Geçenlerde “Biz Tarihin Kandırılmaya En Yatkın Çocuklarıyız” başlıklı bir yazı yazmıştım. Orada kendi kandırılmışlıklarıma pek değinmeden genel değerlendirmelerle yetinmiştim. İnsanın kendi kandırılmışlıklarıyla yüzleşmesi kolay olmuyor. Yüzleştikten sonra bunları anlatmak ise hiç kolay olmuyor. Ama benim gibi kaybedecek çok az şeyi olan insanlara bazen deli cesareti gelir. Şuan olduğu gibi. O yüzden bu yazımda kendi kandırılmışlıklarımı anlatacağım…
İlk olarak annem kandırdı beni. İyi bir insan olmamı, kimseye kötülük düşünmemi, kimseye kötülük yapmazsam kimseden de bana kötülük gelmeyeceğini öğütledi. Bazen sözleriyle, bazen hal diliyle bu öğüdü verdi. Kimseyle kavga etmememi, kötü durumlarla karşılaşınca oradan uzaklaşmamı söylerdi. Ama hayat annemin dünyası kadar iyi değildi. Bazı kavgalara girmeliydim, bazı insanlara karşı kötü düşünebilmeliydim, bazen iyiliğe kötülükle karşılık verilebileceğini bilmeliydim…
Sonra okuldaki öğretmenlerim kandırdı beni. Okursam daha iyi bir hayatın beni beklediğini müjdelediler. İyi kötü üç üniversite geride kaldı. Bana kalan ise bir asgari ücret, bir de asgari yaşam oldu. Kitapların, entelektüel birikimin, okumanın ve yazmanın bu ülkede para etmediğini bilmeliydim.

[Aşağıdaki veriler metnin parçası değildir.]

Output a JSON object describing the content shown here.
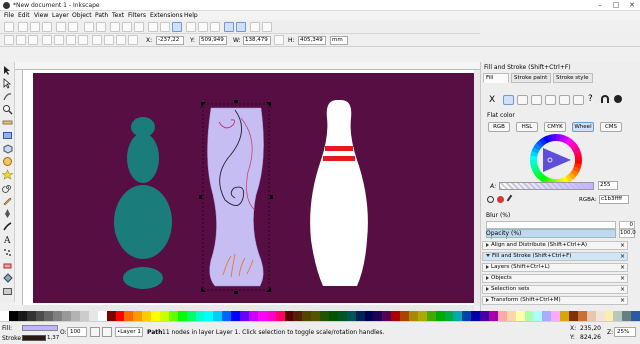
{
  "window": {
    "title": "*New document 1 - Inkscape",
    "controls": {
      "minimize": "–",
      "maximize": "□",
      "close": "✕"
    }
  },
  "menu": [
    "File",
    "Edit",
    "View",
    "Layer",
    "Object",
    "Path",
    "Text",
    "Filters",
    "Extensions",
    "Help"
  ],
  "controls_bar": {
    "x_label": "X:",
    "x_value": "-237,22",
    "y_label": "Y:",
    "y_value": "509,949",
    "w_label": "W:",
    "w_value": "138,479",
    "h_label": "H:",
    "h_value": "405,349",
    "unit": "mm"
  },
  "colors": {
    "artboard": "#570e43",
    "teal": "#1a7d7b",
    "vase": "#c6bef2",
    "pin_stripe": "#e41a1e",
    "accent": "#3b8be0"
  },
  "panel": {
    "title": "Fill and Stroke (Shift+Ctrl+F)",
    "tabs": [
      "Fill",
      "Stroke paint",
      "Stroke style"
    ],
    "fill_type_x": "X",
    "fill_type_question": "?",
    "flat_color_label": "Flat color",
    "modes": [
      "RGB",
      "HSL",
      "CMYK",
      "Wheel",
      "CMS"
    ],
    "alpha_label": "A:",
    "alpha_value": "255",
    "rgba_label": "RGBA:",
    "rgba_value": "c1b3ffff",
    "blur_label": "Blur (%)",
    "blur_value": "0",
    "opacity_label": "Opacity (%)",
    "opacity_value": "100,0"
  },
  "dock_items": [
    "Align and Distribute (Shift+Ctrl+A)",
    "Fill and Stroke (Shift+Ctrl+F)",
    "Layers (Shift+Ctrl+L)",
    "Objects",
    "Selection sets",
    "Transform (Shift+Ctrl+M)"
  ],
  "status": {
    "fill_label": "Fill:",
    "stroke_label": "Stroke:",
    "stroke_width": "1,37",
    "o_label": "O:",
    "o_value": "100",
    "layer": "•Layer 1",
    "message_bold": "Path",
    "message": " 11 nodes in layer Layer 1. Click selection to toggle scale/rotation handles.",
    "x_label": "X:",
    "x_value": "235,20",
    "y_label": "Y:",
    "y_value": "824,26",
    "z_label": "Z:",
    "zoom": "25%"
  },
  "palette_colors": [
    "#ffffff",
    "#000000",
    "#1a1a1a",
    "#333333",
    "#4d4d4d",
    "#666666",
    "#808080",
    "#999999",
    "#b3b3b3",
    "#cccccc",
    "#e6e6e6",
    "#ffffff",
    "#800000",
    "#ff0000",
    "#ff6600",
    "#ff9900",
    "#ffcc00",
    "#ffff00",
    "#ccff00",
    "#66ff00",
    "#00ff00",
    "#00ff66",
    "#00ffcc",
    "#00ffff",
    "#00ccff",
    "#0066ff",
    "#0000ff",
    "#6600ff",
    "#cc00ff",
    "#ff00ff",
    "#ff00cc",
    "#ff0066",
    "#550000",
    "#552200",
    "#554400",
    "#555500",
    "#225500",
    "#005500",
    "#005522",
    "#005555",
    "#002255",
    "#000055",
    "#220055",
    "#550055",
    "#aa0000",
    "#aa4400",
    "#aa8800",
    "#aaaa00",
    "#44aa00",
    "#00aa00",
    "#00aa44",
    "#00aaaa",
    "#0044aa",
    "#0000aa",
    "#4400aa",
    "#aa00aa",
    "#ffaaaa",
    "#ffd5aa",
    "#ffffaa",
    "#aaffaa",
    "#aaffff",
    "#aaaaff",
    "#ffaaff",
    "#d4aa00",
    "#803300",
    "#c87137",
    "#e9c6af",
    "#f4e3d7",
    "#ffeeaa",
    "#b7c8be",
    "#668080",
    "#2c5aa0"
  ]
}
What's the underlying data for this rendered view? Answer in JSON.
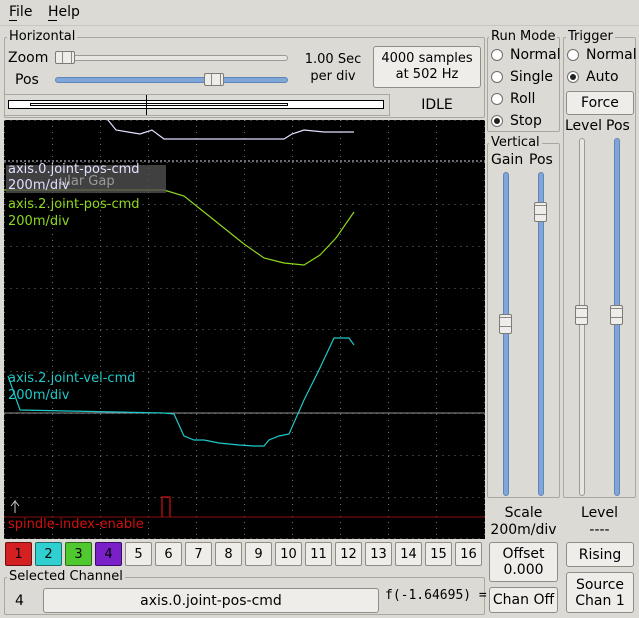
{
  "menu": {
    "file": "File",
    "help": "Help"
  },
  "horizontal": {
    "title": "Horizontal",
    "zoom_label": "Zoom",
    "pos_label": "Pos",
    "zoom_value": "1.00 Sec\nper div",
    "samples": "4000 samples\nat 502 Hz",
    "state": "IDLE"
  },
  "run_mode": {
    "title": "Run Mode",
    "options": [
      "Normal",
      "Single",
      "Roll",
      "Stop"
    ],
    "selected": "Stop"
  },
  "trigger": {
    "title": "Trigger",
    "options": [
      "Normal",
      "Auto"
    ],
    "selected": "Auto",
    "force_label": "Force",
    "level_label": "Level",
    "pos_label": "Pos",
    "bottom_level_title": "Level",
    "bottom_level_value": "----",
    "rising_label": "Rising",
    "source_label": "Source\nChan  1"
  },
  "vertical": {
    "title": "Vertical",
    "gain_label": "Gain",
    "pos_label": "Pos",
    "scale_title": "Scale",
    "scale_value": "200m/div",
    "offset_label": "Offset\n0.000",
    "chan_off_label": "Chan Off"
  },
  "scope": {
    "traces": [
      {
        "name": "axis.0.joint-pos-cmd",
        "scale": "200m/div",
        "color": "#e0e0ff"
      },
      {
        "name": "axis.2.joint-pos-cmd",
        "scale": "200m/div",
        "color": "#8fd81e"
      },
      {
        "name": "axis.2.joint-vel-cmd",
        "scale": "200m/div",
        "color": "#20c8c8"
      },
      {
        "name": "spindle-index-enable",
        "scale": "",
        "color": "#d01010"
      }
    ],
    "overlay_text": "ular Gap"
  },
  "channels": {
    "buttons": [
      "1",
      "2",
      "3",
      "4",
      "5",
      "6",
      "7",
      "8",
      "9",
      "10",
      "11",
      "12",
      "13",
      "14",
      "15",
      "16"
    ],
    "colors": [
      "#d42020",
      "#30d0d0",
      "#50c830",
      "#7a20c8"
    ]
  },
  "selected_channel": {
    "title": "Selected Channel",
    "number": "4",
    "name": "axis.0.joint-pos-cmd",
    "value": "f(-1.64695) ="
  }
}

Üniversite hocalarım da kandırdılar beni. Üniversite hayatını dolu dolu geçir. Konferanslara git, gezilere katıl, kitapları oku, en az iki gazete takip et, hayatı ve insanları okumaya çalış dediler. Üniversite hayatım boyunca alakalı alakasız bir dolu konferansa katıldım, imkanlar dahilinde gezdim, her ay paramın bir kısmını mutlaka kitaplara ayırdım. İki değil dört gazete takip ettim.(O dönem okunacak dört gazete vardı) Tüm bunların iş hayatında para etmediğini bilmeliydim.
Siyasetçiler durur mu? Onlar da kandırdılar beni. Değişim dediler, adil düzen dediler, emek dediler, özgürlük dediler… Liyakat dediler, gençlik dediler, refah dediler, hukuk dediler… Dediler de dediler. Sonra bunları yapmamakla suçladıkları kim varsa kapalı kapılar ardında ihale peşinde kol kola dolaştılar. Siyasetin bu karanlık yüzünü bilmeliydim.
Patronlar kandırdı beni. Çok çalışınca çok para kazanılacağından, zamdan primden bahsettiler. Yalnızca kendi ceplerindeki parayı düşündüklerini bilmeliydim. Çok çalışarak zengin olunmayacağını tahmin etmeliydim. Emek ve alın terinin kıymetini bilen çok az iş veren olduğunu bilmeliydim.
Bu kadar kandırılınca bende de sorun olduğunu düşünebilirsiniz elbette. Haklı da olabilirsiniz. Fakat sorun şu ki ben her kandırıldığımda bedelini ödeyip doğrulurken, kandırıldığını söyleyen başka büyük adamlar hiçbir bedel ödemeden alkış aldılar, makam, mevki aldılar, oy aldılar, onay aldılar, güç aldılar. Keşke her kandırılan, büyük adamlar kadar şanslı olsaydı.
Maalesef hayat kandırılırken bile adil davranmıyor. Bunu da bilmeliydim. Bilemedim ama öğrendim.
Her şeye rağmen kandıran taraf olmadığım için kendimi şanslı hissediyorum. Kandırılınca gerçeği öğrenip yola devam edebiliyorum. Kandıran olsaydım ruhumu kemiren vicdanımla hiçbir yola çıkamazdım.